痛みが走り、すぐ引いてはその場所を左手で押さえた。

 溢れ出す血液。指と指の間をい潜り抜け、妙な温もりだけを残しては、その量と事実を伝えてくる。

 俺はもう一度顔を上げる間もなく、這うような形ですぐにその場を離れた。

 右腕の使えないぎこちない四つん這いから体勢を直し、走っては時たま地面に崩れ、再び立ち上がっては走る――その動作を繰り返しながら、とにかく前へと進んだ。

 道を塞がれ、行き場を見失った俺が死に物狂いで辿り着いたのは一つの街灯だった。

 後ろへと目をやり、アイツが来てない事を確認した後、俺は街灯へと崩れるように背を重ねた。

 薄暗い明かりの中、改めて自分の右腕を目にする。

 視界に映る青白い肌。そこには乱れた鮮やかな赤い線と、押されて出来た指紋の跡がくっきりと残されていた。幸いにも浅かったのか、真横一直線に入れられた傷口は、今は乾き、血の臭いが鼻の辺りを漂っていた。

 緊張と恐怖が入り混じった空気から一時的に解放された腕がジンジンと痛み出し、震え始める。俺はそっと握り締め、顔をあげた。

 目に映ったのは大きく広がる青い空。雲一つないその場所に満月が一人灯る。

 その光景に視界が徐々にぼやけ出し、頬に温かい液体が伝った。

「ひっすっ……な、なんなん……なんなんだよ……、一体……」

 問い掛けた言葉に、誰も答えない。

「くッ……、ひっひっすっ、く……すっくそ、くそくそくそくそッ!」

 どうしてこうなった? そう振り返る事もなく、俺はただ単に悔しくなり、罵る言葉を誰にぶつける事もなく吐き続けた。

 顔を下に向けると、止めどなく流れる涙が地面を濡らしていく。

「……うぅ……すっ、はぁ、はぁはぁは――」

 罵る言葉が荒い呼吸へと姿を変えた時、ある物が目に入り、俺の呼吸が一時的に止まった。

 街頭により照らし出された自分の影。そこに別の影が新たに現れた。

 この場所には俺以外の誰かは少なからずいるはず。散歩、ジョギング、決してアイツと俺だけではない。もし誰かが居たならば、その人に助けを求めれば――。
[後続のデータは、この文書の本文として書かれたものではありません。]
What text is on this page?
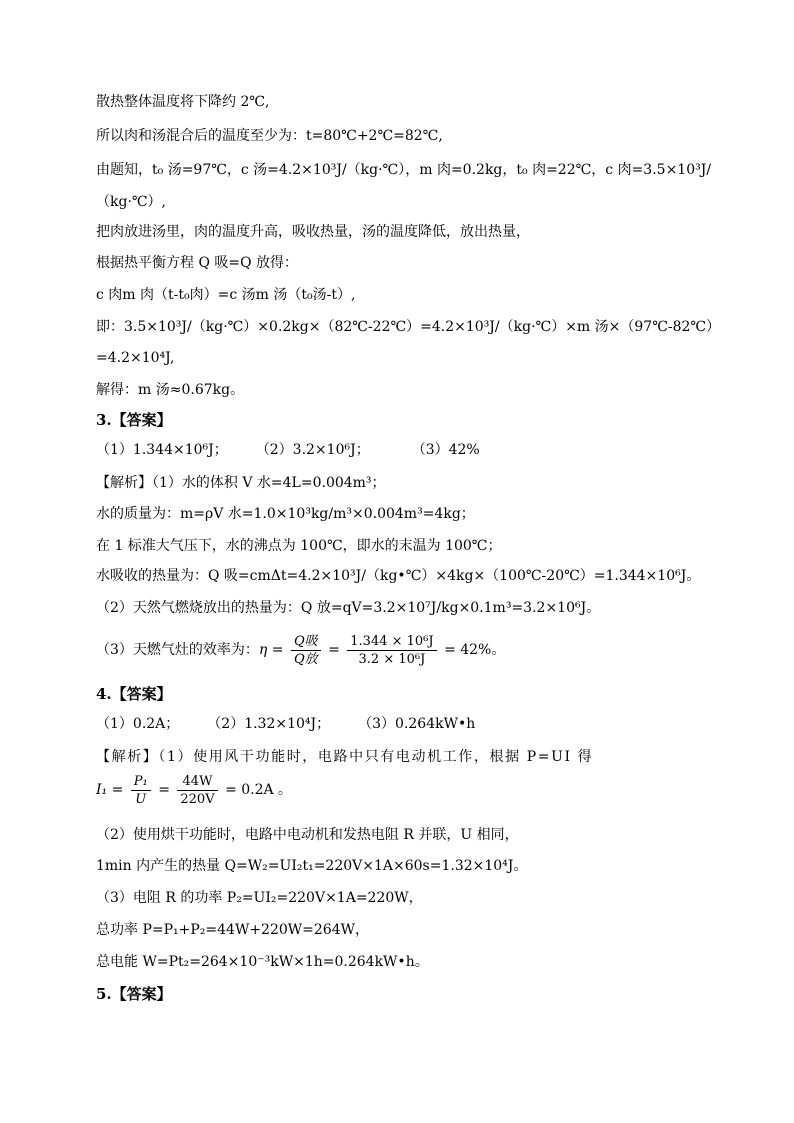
散热整体温度将下降约 2℃,
所以肉和汤混合后的温度至少为：t=80℃+2℃=82℃,
由题知，t₀ 汤=97℃，c 汤=4.2×10³J/（kg·℃），m 肉=0.2kg，t₀ 肉=22℃，c 肉=3.5×10³J/
（kg·℃）,
把肉放进汤里，肉的温度升高，吸收热量，汤的温度降低，放出热量，
根据热平衡方程 Q 吸=Q 放得：
c 肉m 肉（t-t₀肉）=c 汤m 汤（t₀汤-t）,
即：3.5×10³J/（kg·℃）×0.2kg×（82℃-22℃）=4.2×10³J/（kg·℃）×m 汤×（97℃-82℃）
=4.2×10⁴J,
解得：m 汤≈0.67kg。
3.【答案】
（1）1.344×10⁶J；　　　（2）3.2×10⁶J；　　　　（3）42%
【解析】（1）水的体积 V 水=4L=0.004m³；
水的质量为：m=ρV 水=1.0×10³kg/m³×0.004m³=4kg；
在 1 标准大气压下，水的沸点为 100℃，即水的末温为 100℃；
水吸收的热量为：Q 吸=cmΔt=4.2×10³J/（kg•℃）×4kg×（100℃-20℃）=1.344×10⁶J。
（2）天然气燃烧放出的热量为：Q 放=qV=3.2×10⁷J/kg×0.1m³=3.2×10⁶J。
（3）天燃气灶的效率为：$\eta = \frac{\text{Q吸}}{\text{Q放}} = \frac{\text{1.344 × 10⁶J}}{\text{3.2 × 10⁶J}} = 42\%$。
4.【答案】
（1）0.2A；　　　（2）1.32×10⁴J；　　　（3）0.264kW•h
【解析】（1）使用风干功能时，电路中只有电动机工作，根据 P=UI 得
$I_1 = \frac{\text{P₁}}{U} = \frac{44W}{220V} = 0.2A$ 。
（2）使用烘干功能时，电路中电动机和发热电阻 R 并联，U 相同，
1min 内产生的热量 Q=W₂=UI₂t₁=220V×1A×60s=1.32×10⁴J。
（3）电阻 R 的功率 P₂=UI₂=220V×1A=220W，
总功率 P=P₁+P₂=44W+220W=264W，
总电能 W=Pt₂=264×10⁻³kW×1h=0.264kW•h。
5.【答案】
 それは決して可能性がないと言えない事。ふと前に現れたその影が、俺を助けてくれる。そんな希望を抱いていた。――あの声を聞くまでは。

「タスケテ……」

「うぅ……あぁぁッーー!!」

 俺は影に覆われた地面に顔をうずめたまま叫んだ。逃げる事はなくただじっと動かず、いや、動けずに――。

 恐怖? 絶望? そんな感情じゃない。

 疲労? 草臥くたびれ? そうでもない。まるでその動作自体を忘れたかの様に、逃げる意思すらなくなっていた。
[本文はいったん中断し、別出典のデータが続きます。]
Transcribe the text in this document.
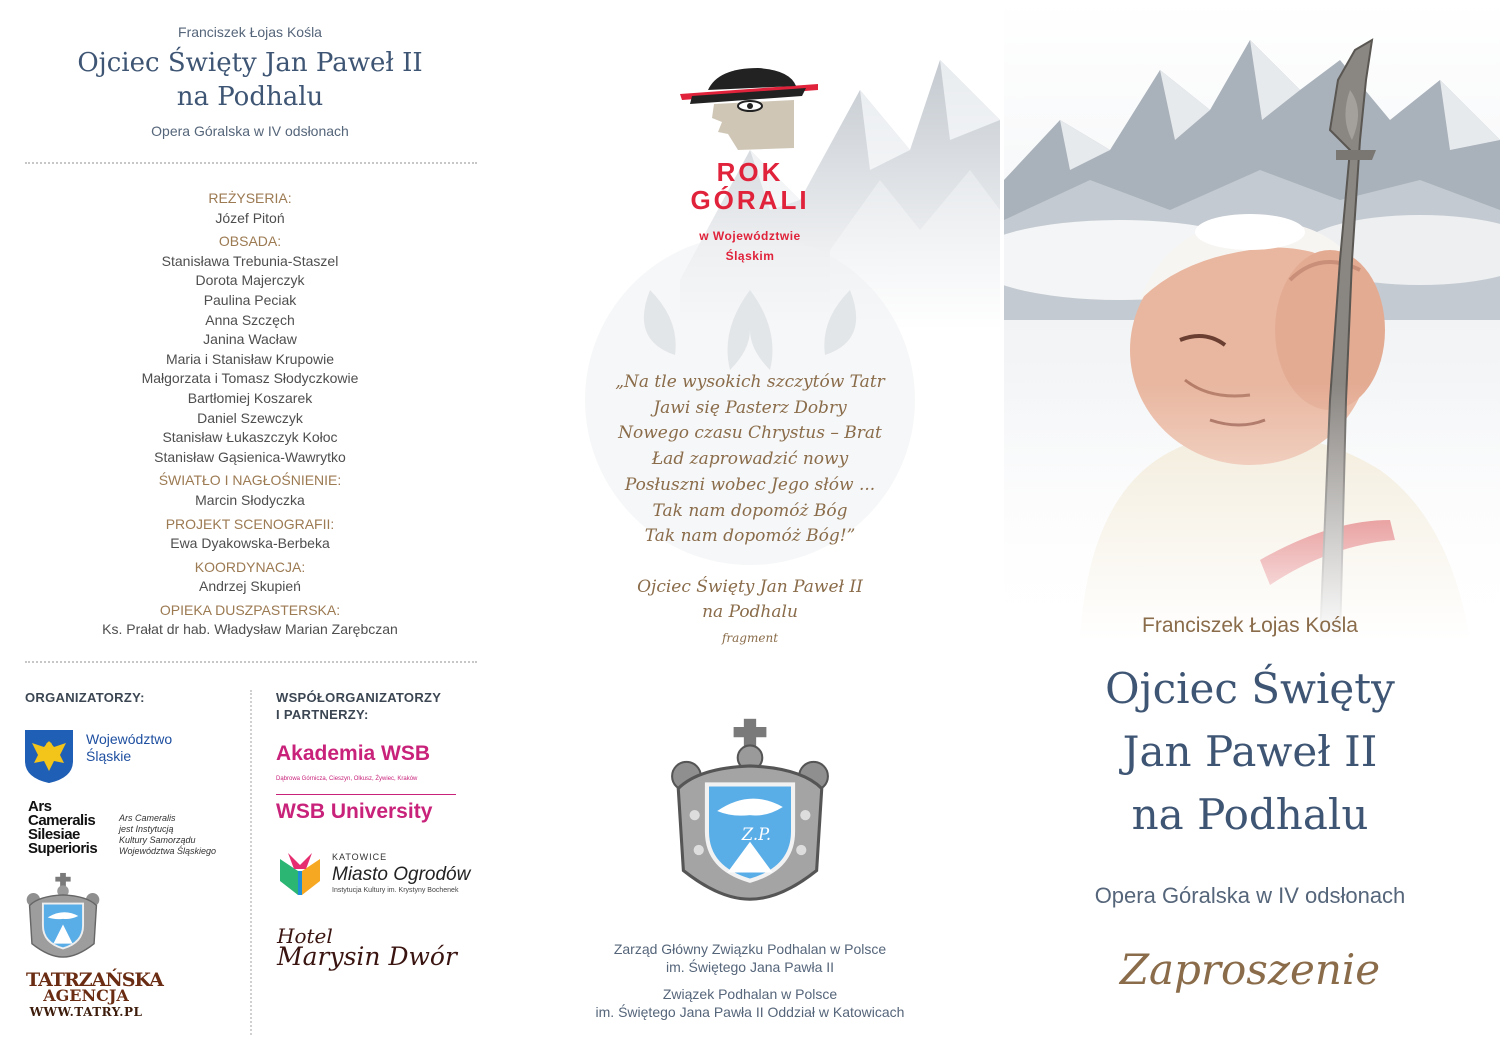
Franciszek Łojas Kośla
Ojciec Święty Jan Paweł II
na Podhalu
Opera Góralska w IV odsłonach
REŻYSERIA:
Józef Pitoń
OBSADA:
Stanisława Trebunia-Staszel
Dorota Majerczyk
Paulina Peciak
Anna Szczęch
Janina Wacław
Maria i Stanisław Krupowie
Małgorzata i Tomasz Słodyczkowie
Bartłomiej Koszarek
Daniel Szewczyk
Stanisław Łukaszczyk Kołoc
Stanisław Gąsienica-Wawrytko
ŚWIATŁO I NAGŁOŚNIENIE:
Marcin Słodyczka
PROJEKT SCENOGRAFII:
Ewa Dyakowska-Berbeka
KOORDYNACJA:
Andrzej Skupień
OPIEKA DUSZPASTERSKA:
Ks. Prałat dr hab. Władysław Marian Zarębczan
ORGANIZATORZY:	WSPÓŁORGANIZATORZY
I PARTNERZY:
Województwo
Śląskie
Ars
Cameralis
Silesiae
Superioris
Ars Cameralis
jest Instytucją
Kultury Samorządu
Województwa Śląskiego
TATRZAŃSKA
AGENCJA
WWW.TATRY.PL
Akademia WSB
Dąbrowa Górnicza, Cieszyn, Olkusz, Żywiec, Kraków
WSB University
KATOWICE
Miasto Ogrodów
Instytucja Kultury im. Krystyny Bochenek
Hotel
Marysin Dwór
ROK
GÓRALI
w Województwie
Śląskim
„Na tle wysokich szczytów Tatr
Jawi się Pasterz Dobry
Nowego czasu Chrystus – Brat
Ład zaprowadzić nowy
Posłuszni wobec Jego słów ...
Tak nam dopomóż Bóg
Tak nam dopomóż Bóg!”
Ojciec Święty Jan Paweł II
na Podhalu
fragment
Z.P.
Zarząd Główny Związku Podhalan w Polsce
im. Świętego Jana Pawła II
Związek Podhalan w Polsce
im. Świętego Jana Pawła II Oddział w Katowicach
Franciszek Łojas Kośla
Ojciec Święty
Jan Paweł II
na Podhalu
Opera Góralska w IV odsłonach
Zaproszenie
 熱のこもる震えた腕を抱き締め、掠れた声をただ上げ続ける。

 影は何もして来ない。しかし、頭の中ではある一つ映像が流れていた。

 徐々に上げて行く右腕、天辺に着いた合図としてその先が光り、それが振り下りてくる。断片的なコマ送りの映像。その一連の動作が脳内で引っ切り無しに行われている。

 俺は待つしかなかった。その繰り返される最後の画面、そして最初に切り替わる為のあの瞬間を――。

――破裂。

「――ひッ!!」

 声が上がり、体が自然と身構える。それは突然鳴り響いた。まるで何かが張り裂けた大きな音。
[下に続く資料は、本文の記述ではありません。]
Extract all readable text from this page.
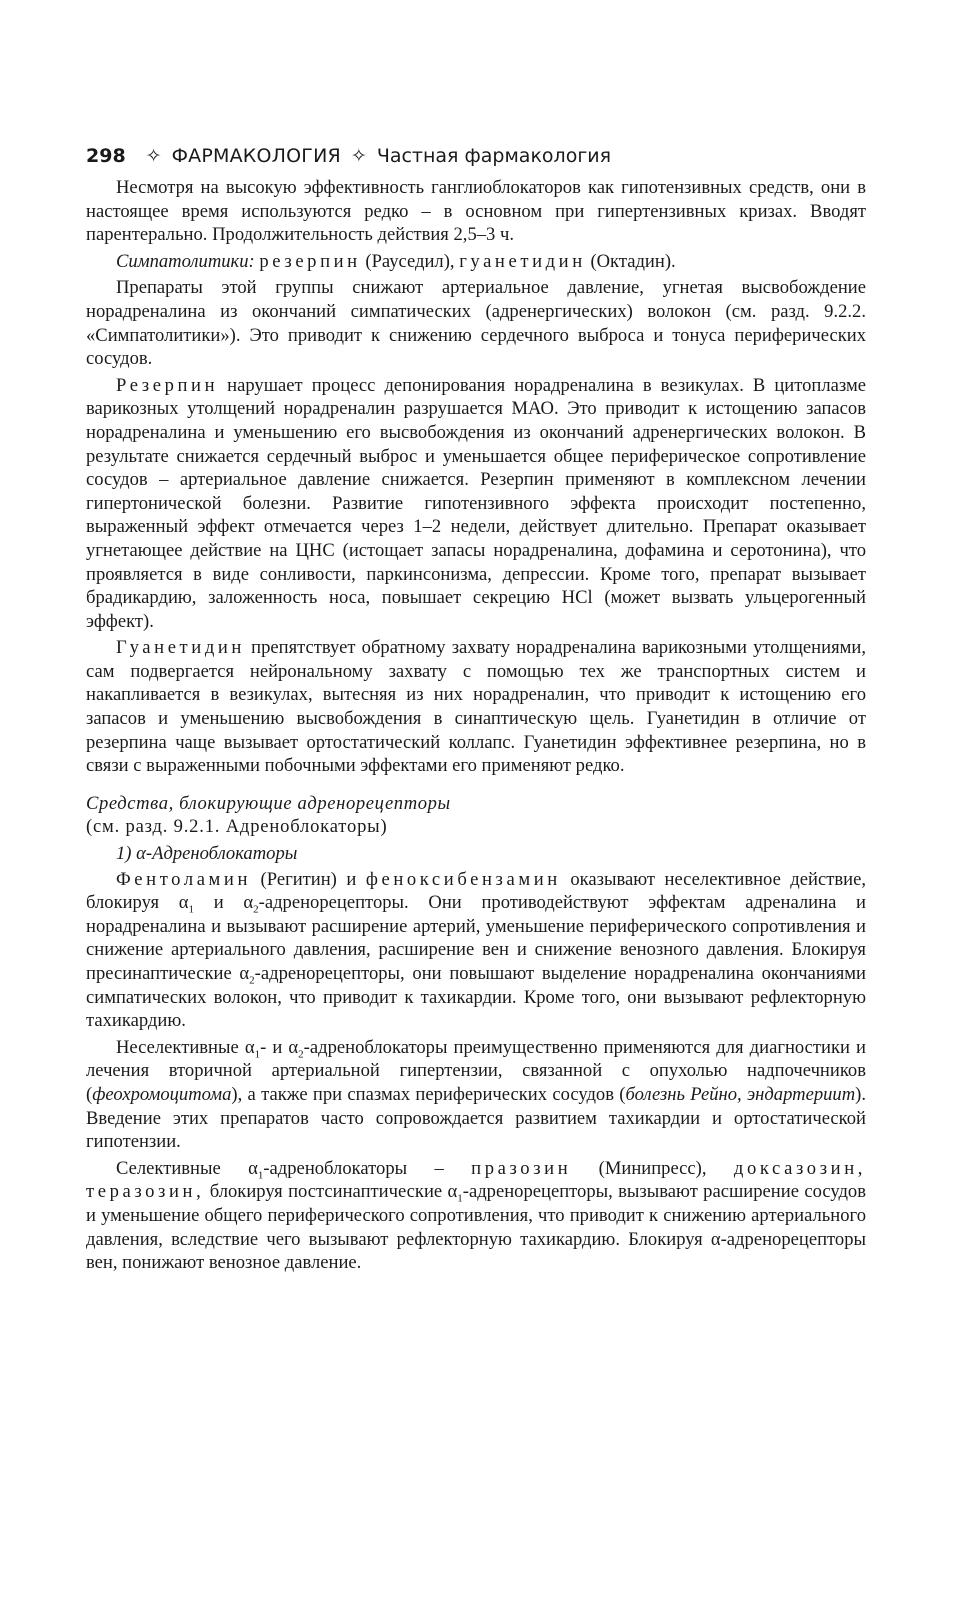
298 ✧ ФАРМАКОЛОГИЯ ✧ Частная фармакология

Несмотря на высокую эффективность ганглиоблокаторов как гипотензивных средств, они в настоящее время используются редко – в основном при гипертензивных кризах. Вводят парентерально. Продолжительность действия 2,5–3 ч.

Симпатолитики: резерпин (Рауседил), гуанетидин (Октадин).

Препараты этой группы снижают артериальное давление, угнетая высвобождение норадреналина из окончаний симпатических (адренергических) волокон (см. разд. 9.2.2. «Симпатолитики»). Это приводит к снижению сердечного выброса и тонуса периферических сосудов.

Резерпин нарушает процесс депонирования норадреналина в везикулах. В цитоплазме варикозных утолщений норадреналин разрушается МАО. Это приводит к истощению запасов норадреналина и уменьшению его высвобождения из окончаний адренергических волокон. В результате снижается сердечный выброс и уменьшается общее периферическое сопротивление сосудов – артериальное давление снижается. Резерпин применяют в комплексном лечении гипертонической болезни. Развитие гипотензивного эффекта происходит постепенно, выраженный эффект отмечается через 1–2 недели, действует длительно. Препарат оказывает угнетающее действие на ЦНС (истощает запасы норадреналина, дофамина и серотонина), что проявляется в виде сонливости, паркинсонизма, депрессии. Кроме того, препарат вызывает брадикардию, заложенность носа, повышает секрецию HCl (может вызвать ульцерогенный эффект).

Гуанетидин препятствует обратному захвату норадреналина варикозными утолщениями, сам подвергается нейрональному захвату с помощью тех же транспортных систем и накапливается в везикулах, вытесняя из них норадреналин, что приводит к истощению его запасов и уменьшению высвобождения в синаптическую щель. Гуанетидин в отличие от резерпина чаще вызывает ортостатический коллапс. Гуанетидин эффективнее резерпина, но в связи с выраженными побочными эффектами его применяют редко.

Средства, блокирующие адренорецепторы
(см. разд. 9.2.1. Адреноблокаторы)
1) α-Адреноблокаторы

Фентоламин (Регитин) и феноксибензамин оказывают неселективное действие, блокируя $\alpha_1$ и $\alpha_2$-адренорецепторы. Они противодействуют эффектам адреналина и норадреналина и вызывают расширение артерий, уменьшение периферического сопротивления и снижение артериального давления, расширение вен и снижение венозного давления. Блокируя пресинаптические $\alpha_2$-адренорецепторы, они повышают выделение норадреналина окончаниями симпатических волокон, что приводит к тахикардии. Кроме того, они вызывают рефлекторную тахикардию.

Неселективные $\alpha_1-$ и $\alpha_2$-адреноблокаторы преимущественно применяются для диагностики и лечения вторичной артериальной гипертензии, связанной с опухолью надпочечников (феохромоцитома), а также при спазмах периферических сосудов (болезнь Рейно, эндартериит). Введение этих препаратов часто сопровождается развитием тахикардии и ортостатической гипотензии.

Селективные $\alpha_1$-адреноблокаторы – празозин (Минипресс), доксазозин, теразозин, блокируя постсинаптические $\alpha_1$-адренорецепторы, вызывают расширение сосудов и уменьшение общего периферического сопротивления, что приводит к снижению артериального давления, вследствие чего вызывают рефлекторную тахикардию. Блокируя α-адренорецепторы вен, понижают венозное давление.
 その音の後、前で何かが倒れたような重たい音がした。恐る恐る顔を上げる。

 蒼と黒が入り混じったぼやけた視界、軽く目を擦り、改めて見る。

 誰もいない……? いや、視界の左側に黒い影が見える。俺は視線をそれに向けた。

……さっきの影だろうか。視界に入った影はぐったりと横たわったまま動……!? あるモノが目に入り自然と体に力が入った。

 それは人ではなく、一匹の死体だった。

 細長い緑の頭に、大きな目。頭のてっぺんには二本の細長いものが付いている。

 それは俺が幼い時に図鑑や実際に見たことがある、カマキリのような姿をしていた。

 大きな目から覗く黒い瞳が、俺の顔をじっと見ている。

 数秒待つが、何も起きない。そいつは地面に体を沈めたまま、動かずにいた。

 寝ている体からはじわじわと、宝石のような緑の液体は溢れ出て広がり始める。

 訳のわからない事態に困惑し、思わず言葉が出る。

「なんなんだよこれ……」

 その時だった。

蟷螂かまきり

「……ッ!!?」

 突然、右側から女の声が聞こえた。俺の頭が自然とその方へ振り向く。

 向いた先、俺は目を見開いた。そこには、一人の銀髪の女が立っていた。